WWF details climate change expectations for Ontario Budget
In June 2007, the government of Ontario set significant greenhouse gas reduction target, but its climate plan is short on details as to how these will be met. In order to achieve these targets, WWF-Canada expects to see the following in the March 25 budget:
- A clear indication of how the government will put a price on carbon via the greenhouse gas cap-and-trade program as Premier McGuinty has indicated and/or a BC-style carbon tax.
- More money invested in transit than highways.
- A significant energy conservation investment program outside of the electricity sector (similar to the Better Building Partnership).
- Sufficient resources for the Ministries of Environment, Energy, Natural Resources and Municipal Affairs and Housing to make new regulations on energy efficiency, land use, and capping greenhouse gases, as well as to enforce existing environmental regulations.
- Ensure adequate and predictable funding to municipalities so that they will have the fiscal capacity to implement local climate solutions.
1. Put a Price on Carbon
Making carbon pollution costly right across the economy is an effective means of reducing greenhouse gas emissions and stimulating investments in energy conservation and renewable energy. The government of BC has taken a leadership role by instituting a carbon tax this year and by committing to join the Western Climate Initiative’s greenhouse gas cap-and-trade program (which is still under development).
While he has rejected calls for a carbon tax, Premier McGuinty has indicated that Ontario would develop a greenhouse gas cap-and-trade program. Given the broad economic implications of such a measure, we expect it to be announced in this year’s budget.
2. Prioritize Transit over Highways
Highway expansion fuels sprawl and greenhouse gas emissions, whereas smart transit investments (coupled with good urban planning) reduces them.
The 2007-2008 Ontario budget invested almost twice as much ($1,703 million) in highways as in transit ($992 million). This ratio needs to be reversed if the province’s commitment to public transit is to be taken seriously.
3. Invest in Energy Conservation
There is no significant provincial investment program in energy conservation outside of the electricity sector (where the costs are paid via the Ontario Power Authority or the Ontario Energy Board from the rate-base, and hence are not part of the provincial budget).

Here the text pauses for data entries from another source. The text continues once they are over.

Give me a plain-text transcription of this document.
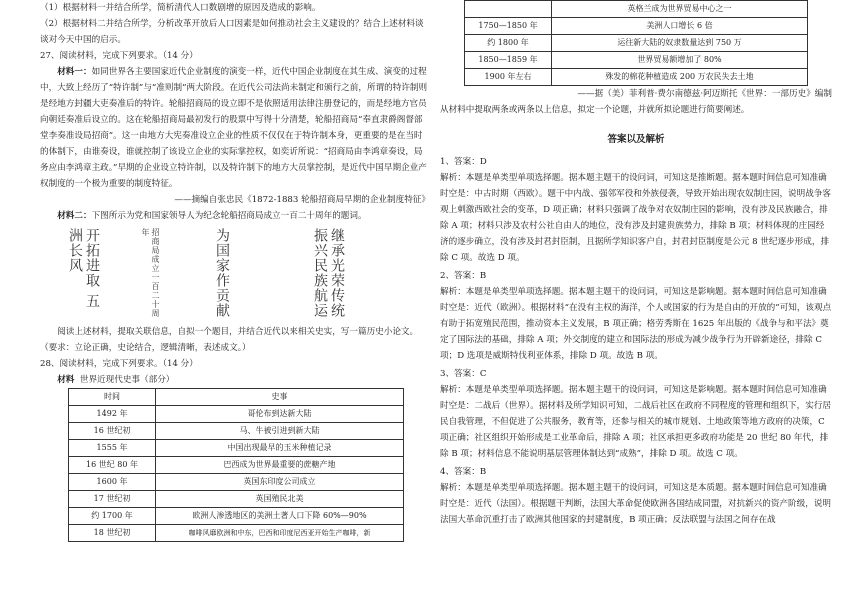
（1）根据材料一并结合所学，简析清代人口数剧增的原因及造成的影响。

（2）根据材料二并结合所学，分析改革开放后人口因素是如何推动社会主义建设的？结合上述材料谈谈对今天中国的启示。

27、阅读材料，完成下列要求。（14 分）

材料一：如同世界各主要国家近代企业制度的演变一样，近代中国企业制度在其生成、演变的过程中，大致上经历了“特许制”与“准则制”两大阶段。在近代公司法尚未制定和颁行之前，所谓的特许制则是经地方封疆大吏奏准后的特许。轮船招商局的设立即不是依照适用法律注册登记的，而是经地方官员向朝廷奏准后设立的。这在轮船招商局最初发行的股票中写得十分清楚，轮船招商局“奉直隶爵阁督部堂李奏准设局招商”。这一由地方大宪奏准设立企业的性质不仅仅在于特许制本身，更重要的是在当时的体制下，由谁奏设，谁就控制了该设立企业的实际掌控权，如奕䜣所说：“招商局由李鸿章奏设，局务应由李鸿章主政。”早期的企业设立特许制，以及特许制下的地方大员掌控制，是近代中国早期企业产权制度的一个极为重要的制度特征。

——摘编自张忠民《1872-1883 轮船招商局早期的企业制度特征》

材料二：下图所示为党和国家领导人为纪念轮船招商局成立一百二十周年的题词。

开拓进取 五洲长风	招商局成立一百二十周年	为国家作贡献	继承光荣传统 振兴民族航运

阅读上述材料，提取关联信息，自拟一个题目，并结合近代以来相关史实，写一篇历史小论文。（要求：立论正确，史论结合，逻辑清晰，表述成文。）

28、阅读材料，完成下列要求。（14 分）

材料 世界近现代史事（部分）

时间	史事
1492 年	哥伦布到达新大陆
16 世纪初	马、牛被引进到新大陆
1555 年	中国出现最早的玉米种植记录
16 世纪 80 年	巴西成为世界最重要的蔗糖产地
1600 年	英国东印度公司成立
17 世纪初	英国殖民北美
约 1700 年	欧洲人渗透地区的美洲土著人口下降 60%—90%
18 世纪初	咖啡风靡欧洲和中东，巴西和印度尼西亚开始生产咖啡，新
	英格兰成为世界贸易中心之一
1750—1850 年	美洲人口增长 6 倍
约 1800 年	运往新大陆的奴隶数量达到 750 万
1850—1859 年	世界贸易额增加了 80%
1900 年左右	殊发的棉花种植造成 200 万农民失去土地

——据（美）菲利普·费尔南德兹·阿迈斯托《世界：一部历史》编制

从材料中提取两条或两条以上信息，拟定一个论题，并就所拟论题进行简要阐述。

答案以及解析

1、答案：D

解析：本题是单类型单项选择题。据本题主题干的设问词，可知这是推断题。据本题时间信息可知准确时空是：中古时期（西欧）。题干中内战、强邻军役和外族侵袭，导致开始出现农奴制庄园，说明战争客观上刺激西欧社会的变革，D 项正确；材料只强调了战争对农奴制庄园的影响，没有涉及民族融合，排除 A 项；材料只涉及农村公社自由人的地位，没有涉及封建贵族势力，排除 B 项；材料体现的庄园经济的逐步确立，没有涉及封君封臣制，且据所学知识客户自，封君封臣制度是公元 8 世纪逐步形成，排除 C 项。故选 D 项。

2、答案：B

解析：本题是单类型单项选择题。据本题主题干的设问词，可知这是影响题。据本题时间信息可知准确时空是：近代（欧洲）。根据材料“在没有主权的海洋，个人或国家的行为是自由的开放的”可知，该观点有助于拓宽殖民范围，推动资本主义发展，B 项正确；格劳秀斯在 1625 年出版的《战争与和平法》奠定了国际法的基础，排除 A 项；外交制度的建立和国际法的形成为减少战争行为开辟新途径，排除 C 项；D 选项是威斯特伐利亚体系，排除 D 项。故选 B 项。

3、答案：C

解析：本题是单类型单项选择题。据本题主题干的设问词，可知这是影响题。据本题时间信息可知准确时空是：二战后（世界）。据材料及所学知识可知，二战后社区在政府不同程度的管理和组织下，实行居民自我管理，不但促进了公共服务，教育等，还参与相关的城市规划、土地政策等地方政府的决策，C 项正确；社区组织开始形成是工业革命后，排除 A 项；社区承担更多政府功能是 20 世纪 80 年代，排除 B 项；材料信息不能说明基层管理体制达到“成熟”，排除 D 项。故选 C 项。

4、答案：B

解析：本题是单类型单项选择题。据本题主题干的设问词，可知这是本质题。据本题时间信息可知准确时空是：近代（法国）。根据题干判断，法国大革命促使欧洲各国结成同盟，对抗新兴的资产阶级，说明法国大革命沉重打击了欧洲其他国家的封建制度，B 项正确；反法联盟与法国之间存在战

Energy efficiency investments such as building retrofits are one of the lowest-cost and most effective options for reducing greenhouse emissions, so the province should implement a program comparable to Toronto’s Better Building Partnership or Better Transportation Partnership that help finance the up-front costs.
WWF-Canada is addressing the electricity sector investments, in particular the disparity between proposed investments in nuclear power versus conservation and renewables, via the Ontario Energy Board hearings on the Integrated Power Supply Plan.

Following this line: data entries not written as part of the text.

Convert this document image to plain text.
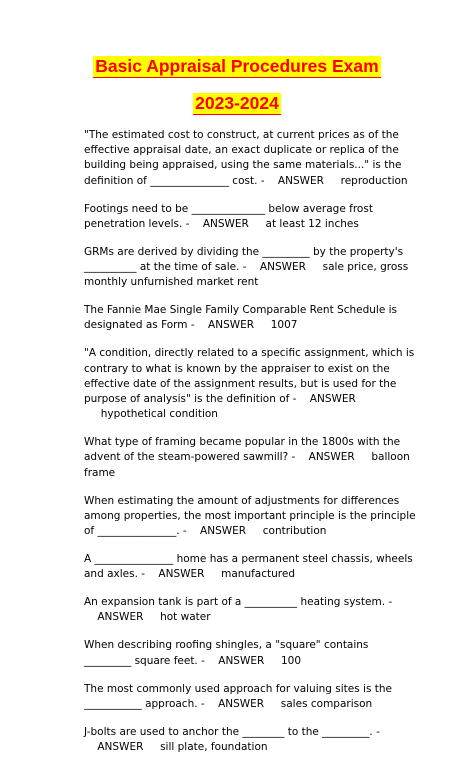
Basic Appraisal Procedures Exam
2023-2024

"The estimated cost to construct, at current prices as of the effective appraisal date, an exact duplicate or replica of the building being appraised, using the same materials..." is the definition of _______________ cost. - ANSWER reproduction

Footings need to be ______________ below average frost penetration levels. - ANSWER at least 12 inches

GRMs are derived by dividing the _________ by the property's __________ at the time of sale. - ANSWER sale price, gross monthly unfurnished market rent

The Fannie Mae Single Family Comparable Rent Schedule is designated as Form - ANSWER 1007

"A condition, directly related to a specific assignment, which is contrary to what is known by the appraiser to exist on the effective date of the assignment results, but is used for the purpose of analysis" is the definition of - ANSWER     hypothetical condition

What type of framing became popular in the 1800s with the advent of the steam-powered sawmill? - ANSWER balloon frame

When estimating the amount of adjustments for differences among properties, the most important principle is the principle of _______________. - ANSWER contribution

A _______________ home has a permanent steel chassis, wheels and axles. - ANSWER manufactured

An expansion tank is part of a __________ heating system. -    ANSWER hot water

When describing roofing shingles, a "square" contains _________ square feet. - ANSWER 100

The most commonly used approach for valuing sites is the ___________ approach. - ANSWER sales comparison

J-bolts are used to anchor the ________ to the _________. -    ANSWER sill plate, foundation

4. Ensure Key Ministries have the Capacity To Make And Enforce Regulations
In April 2007, Environment Commissioner Gord Miller said that the Ministries of Environment and Natural Resources were “starved of funding for core functions” and that “at a time of unprecedented public concern for the health of the planet, Ontarians may find it hard to believe that these two ministries are today struggling with fewer resources than in the early 1990s, but that is unfortunately the case.”
Without adequate resources, government ministries will be unable to develop the new regulations on energy efficiency and greenhouse gas caps that are a key part of the province’s climate plan, nor will they be able to enforce existing regulations.
5. Enable Action by Municipalities
Many of the most innovative and successful greenhouse gas reduction programs have been implemented by municipalities and implementing some of the key policy tools (e.g. transportation and urban planning, public transit, local utilities, etc.) are largely under their control.
The key to facilitating effective municipal action is adequate and predictable funding, so that they can implement their own climate plans.